Salieron llevando a tres hombres heridos que a duras penas se tenían en pie: les había atado las manos a la espalda con pedazos de saco, y dejado la ropa hecha jirones y la cara destrozada. Papá ni siquiera los miró, había subido a nuestra habitación. Y en cuanto la policía se hubo ido nosotros lo seguimos. Esa misma noche se propagó el rumor de que con Stefan Zagorski no se jugaba.
Unos gritos espantosos llegan de la calle: palabrotas, silencio, carreras y risas de un grupo de muchachos que se alejan.
—Gamberros—dice mamá siguiéndoles con la mirada desde la ventana. Apaga el cigarrillo, mira el fregadero donde todavía están los platos sucios y, sin mediar palabra, sale de la cocina y se encierra en la habitación. Anka deja la libreta y comienza a fregar los platos. Robert vuelve a ganarme a las cartas con una jugada increíble.
—¡Has hecho trampa!—grito.
—Pues precisamente esta vez no.
—¿Cómo que «esta vez»?—pregunta Ola—, ¿quieres decir que otras veces sí?
—¡Tú no te metas, idiota!—grita Robert—. No estoy jugando contigo.
—¡Idiota lo serás tú! Cuidadito con lo que dices o te va a caer una buena—dice blandiendo su libro como si fuera a tirárselo a la cabeza.
Robert calla y guarda las cartas.
—¿Otra partida?—pregunta.
—No, ya estoy harto de que me hagas trampas.
Se oye de nuevo ruido de pasos en la escalera.
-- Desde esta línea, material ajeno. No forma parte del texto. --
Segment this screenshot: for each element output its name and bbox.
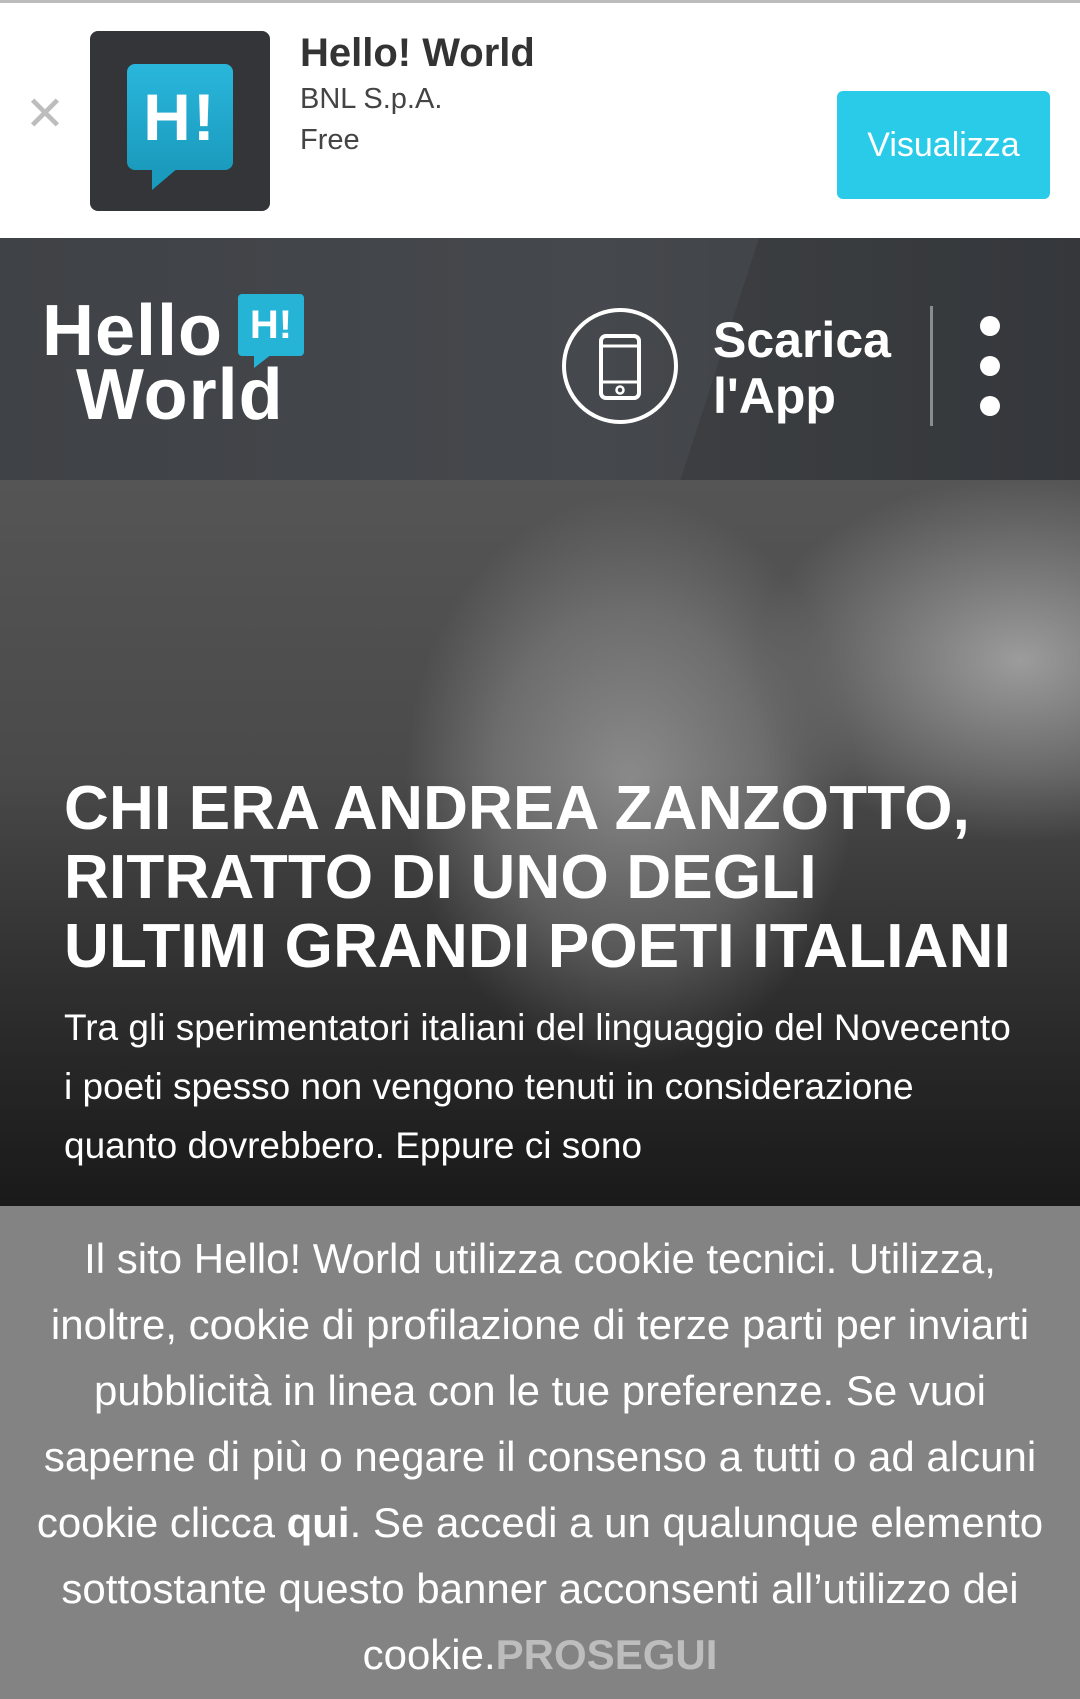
close-icon[interactable]: ✕ [22,90,68,138]
app-icon: H! [90,31,270,211]
logo-badge-tail [254,354,272,368]
site-header: Hello World H! Scarica l'App [0,238,1080,480]
download-app-link[interactable]: Scarica l'App [562,308,902,426]
view-app-button[interactable]: Visualizza [837,91,1050,199]
article-excerpt: Tra gli sperimentatori italiani del ling… [64,1007,1011,1166]
speech-bubble-tail [152,168,178,190]
app-icon-label: H! [127,64,233,170]
site-logo[interactable]: Hello World H! [42,290,322,435]
cookie-settings-link[interactable]: qui [287,1499,350,1546]
smart-app-banner: ✕ H! Hello! World BNL S.p.A. Free Visual… [0,0,1080,238]
cookie-banner: Il sito Hello! World utilizza cookie tec… [0,1206,1080,1699]
cookie-notice: Il sito Hello! World utilizza cookie tec… [18,1226,1062,1688]
more-vertical-icon[interactable] [968,312,1012,420]
header-divider [930,306,933,426]
smartphone-icon [562,308,678,424]
logo-text-world: World [76,355,284,435]
download-app-label: Scarica l'App [713,312,891,424]
app-publisher: BNL S.p.A. [300,83,443,115]
article-hero[interactable]: CHI ERA ANDREA ZANZOTTO, RITRATTO DI UNO… [0,480,1080,1206]
app-price: Free [300,124,360,156]
app-name: Hello! World [300,31,535,75]
accept-cookies-button[interactable]: PROSEGUI [496,1631,718,1678]
article-title[interactable]: CHI ERA ANDREA ZANZOTTO, RITRATTO DI UNO… [64,774,1024,981]
logo-badge: H! [238,294,304,356]
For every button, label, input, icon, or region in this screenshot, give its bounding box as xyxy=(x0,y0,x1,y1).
Guardamos silencio otra vez mirando hacia la puerta. Los pasos se acercan pero tampoco es papá. Pasan frente a nuestra puerta y se detienen en la de enfrente. Unos golpes y ésta se abre chirriando.
—¡Marian!—grita contenta la vecina, la señora Lipska.
—Ha venido de visita—dice Anka, emocionada, en voz baja.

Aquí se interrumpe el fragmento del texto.